Lo scorso mese i repubblicani della Commissione Intelligence della Camera (che, come altre commissioni congressuali, sta conducendo un’indagine indipendente da quella del dipartimento di Giustizia) hanno detto di “non aver trovato” prove sulle eventuali “collusioni” di Trump e del suo team col piano di interferenza spinto dal Cremlino – che invece è dato per conclamato dalle analisi dell’Intelligence Community americana – mettendo il primo punto ufficiale sulla super-indagine.
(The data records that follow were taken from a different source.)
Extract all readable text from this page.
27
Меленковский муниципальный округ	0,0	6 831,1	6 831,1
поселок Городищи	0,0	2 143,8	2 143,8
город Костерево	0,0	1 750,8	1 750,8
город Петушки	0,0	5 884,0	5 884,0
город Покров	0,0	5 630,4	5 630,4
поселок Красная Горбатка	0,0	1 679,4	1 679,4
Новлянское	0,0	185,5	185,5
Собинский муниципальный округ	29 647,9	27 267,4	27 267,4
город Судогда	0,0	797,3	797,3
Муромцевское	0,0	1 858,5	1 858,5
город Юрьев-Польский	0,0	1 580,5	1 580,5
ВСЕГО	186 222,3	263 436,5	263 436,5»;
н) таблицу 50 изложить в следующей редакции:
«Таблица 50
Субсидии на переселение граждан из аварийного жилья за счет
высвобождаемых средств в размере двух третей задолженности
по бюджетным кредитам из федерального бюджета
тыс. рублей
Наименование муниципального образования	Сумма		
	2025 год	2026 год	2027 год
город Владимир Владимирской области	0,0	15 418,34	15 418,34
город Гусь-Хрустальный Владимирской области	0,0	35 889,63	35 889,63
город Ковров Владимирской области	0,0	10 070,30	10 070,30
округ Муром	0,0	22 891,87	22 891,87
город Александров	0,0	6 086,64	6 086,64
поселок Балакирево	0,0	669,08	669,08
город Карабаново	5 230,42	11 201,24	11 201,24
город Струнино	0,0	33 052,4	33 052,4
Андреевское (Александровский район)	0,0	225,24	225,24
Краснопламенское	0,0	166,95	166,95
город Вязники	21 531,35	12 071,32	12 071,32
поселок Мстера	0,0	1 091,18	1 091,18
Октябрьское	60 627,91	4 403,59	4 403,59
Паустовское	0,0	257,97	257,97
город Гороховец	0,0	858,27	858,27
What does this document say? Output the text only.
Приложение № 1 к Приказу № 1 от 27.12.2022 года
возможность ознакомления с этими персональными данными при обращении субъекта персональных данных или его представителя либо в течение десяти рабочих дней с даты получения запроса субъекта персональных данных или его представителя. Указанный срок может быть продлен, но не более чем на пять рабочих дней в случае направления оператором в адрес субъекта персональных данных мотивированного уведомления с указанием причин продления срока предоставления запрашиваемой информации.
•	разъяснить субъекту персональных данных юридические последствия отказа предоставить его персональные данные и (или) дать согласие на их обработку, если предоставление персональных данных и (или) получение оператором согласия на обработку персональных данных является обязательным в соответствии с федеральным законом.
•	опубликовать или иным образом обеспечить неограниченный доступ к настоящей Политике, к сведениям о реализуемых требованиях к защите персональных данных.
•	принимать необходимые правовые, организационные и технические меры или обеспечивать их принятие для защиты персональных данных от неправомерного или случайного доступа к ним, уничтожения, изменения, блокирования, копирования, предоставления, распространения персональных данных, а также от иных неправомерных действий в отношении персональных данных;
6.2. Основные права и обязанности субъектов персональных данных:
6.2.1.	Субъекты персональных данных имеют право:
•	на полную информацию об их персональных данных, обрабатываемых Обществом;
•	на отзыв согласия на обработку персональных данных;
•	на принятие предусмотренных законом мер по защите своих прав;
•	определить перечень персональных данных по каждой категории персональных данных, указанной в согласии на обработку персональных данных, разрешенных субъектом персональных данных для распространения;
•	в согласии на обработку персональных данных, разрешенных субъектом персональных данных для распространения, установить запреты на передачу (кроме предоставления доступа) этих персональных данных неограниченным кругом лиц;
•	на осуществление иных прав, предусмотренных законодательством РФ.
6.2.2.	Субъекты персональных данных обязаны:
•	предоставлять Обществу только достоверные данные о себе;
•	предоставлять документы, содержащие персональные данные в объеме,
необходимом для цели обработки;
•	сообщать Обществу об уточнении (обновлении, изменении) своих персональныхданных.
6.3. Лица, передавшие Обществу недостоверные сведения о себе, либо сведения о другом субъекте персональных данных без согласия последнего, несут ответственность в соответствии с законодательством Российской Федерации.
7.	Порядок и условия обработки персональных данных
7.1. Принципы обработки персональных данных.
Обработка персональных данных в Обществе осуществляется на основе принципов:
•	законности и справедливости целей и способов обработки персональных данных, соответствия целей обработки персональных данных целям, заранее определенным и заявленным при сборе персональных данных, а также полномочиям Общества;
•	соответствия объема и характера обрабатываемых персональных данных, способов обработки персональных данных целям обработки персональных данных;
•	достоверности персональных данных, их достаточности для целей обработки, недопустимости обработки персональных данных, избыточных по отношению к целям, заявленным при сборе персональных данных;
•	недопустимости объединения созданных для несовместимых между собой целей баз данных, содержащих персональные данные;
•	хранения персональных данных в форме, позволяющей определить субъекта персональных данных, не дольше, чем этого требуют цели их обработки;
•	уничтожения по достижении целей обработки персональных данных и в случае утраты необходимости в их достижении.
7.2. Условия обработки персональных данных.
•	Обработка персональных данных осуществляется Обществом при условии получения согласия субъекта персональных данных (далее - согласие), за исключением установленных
Ora il Dnc accusa apertamente il team del presidente di essere in combutta con Mosca.

Il Washington Post ricorda che la mossa del comitato nazionale dei democratici segue una tattica già vista nel 1972, quando il Dnc intentò una causa simile contro il comitato per la rielezione di Richard Nixon, incolpando lo staff del presidente per l’irruzione che creò lo scandalo “Watergate” – Nixon più tardi fu portato all’impeachment non per la colpevolezza sulla vicenda, ma perché aveva cercato di intralciare il corso dell’inchiesta per evitarne il peso d’immagine (in quel caso i Dem riuscirono a ricevere un indennizzo pari a 750mila dollari, presi dalla campagna Nixon).

I Democratici portano prove sull’hack subito e aggiungono che dietro c’è stato un accordo tra gli uomini di Trump e gli agenti dei servizi segreti russi: un’accusa pesantissima, non provata da nessuno finora, che si porterà dietro contromisure (tutto serve anche per smuovere demagogicamente gli elettori Dem, piuttosto fiaccati, in vista delle elezioni di mid-term che ci saranno tra qualche mese?).

Nella formulazione dell’accusa avanzata alla corte newyorkese, non si parla mai del presidente Trump personalmente, invece si fa riferimento esplicito al figlio primogenito Donald Trump Jr, a suo genero Jared Kushner, all’ex presidente della campagna Paul Manafort e al suo vice, Rick Gates. Nomi grossi del Russiagate, finiti già sotto il vaglio delle commissioni congressuali e dell’Fbi.

Chiamato in causa anche Juliane Assange, fondatore di WikiLeaks: il sito aveva contribuito a diffondere le informazioni rubate ai democratici tramite l’attacco hacker contro i server del Dnc, da cui poi furono create dozzine di fake news sul conto di Clinton e dei dem.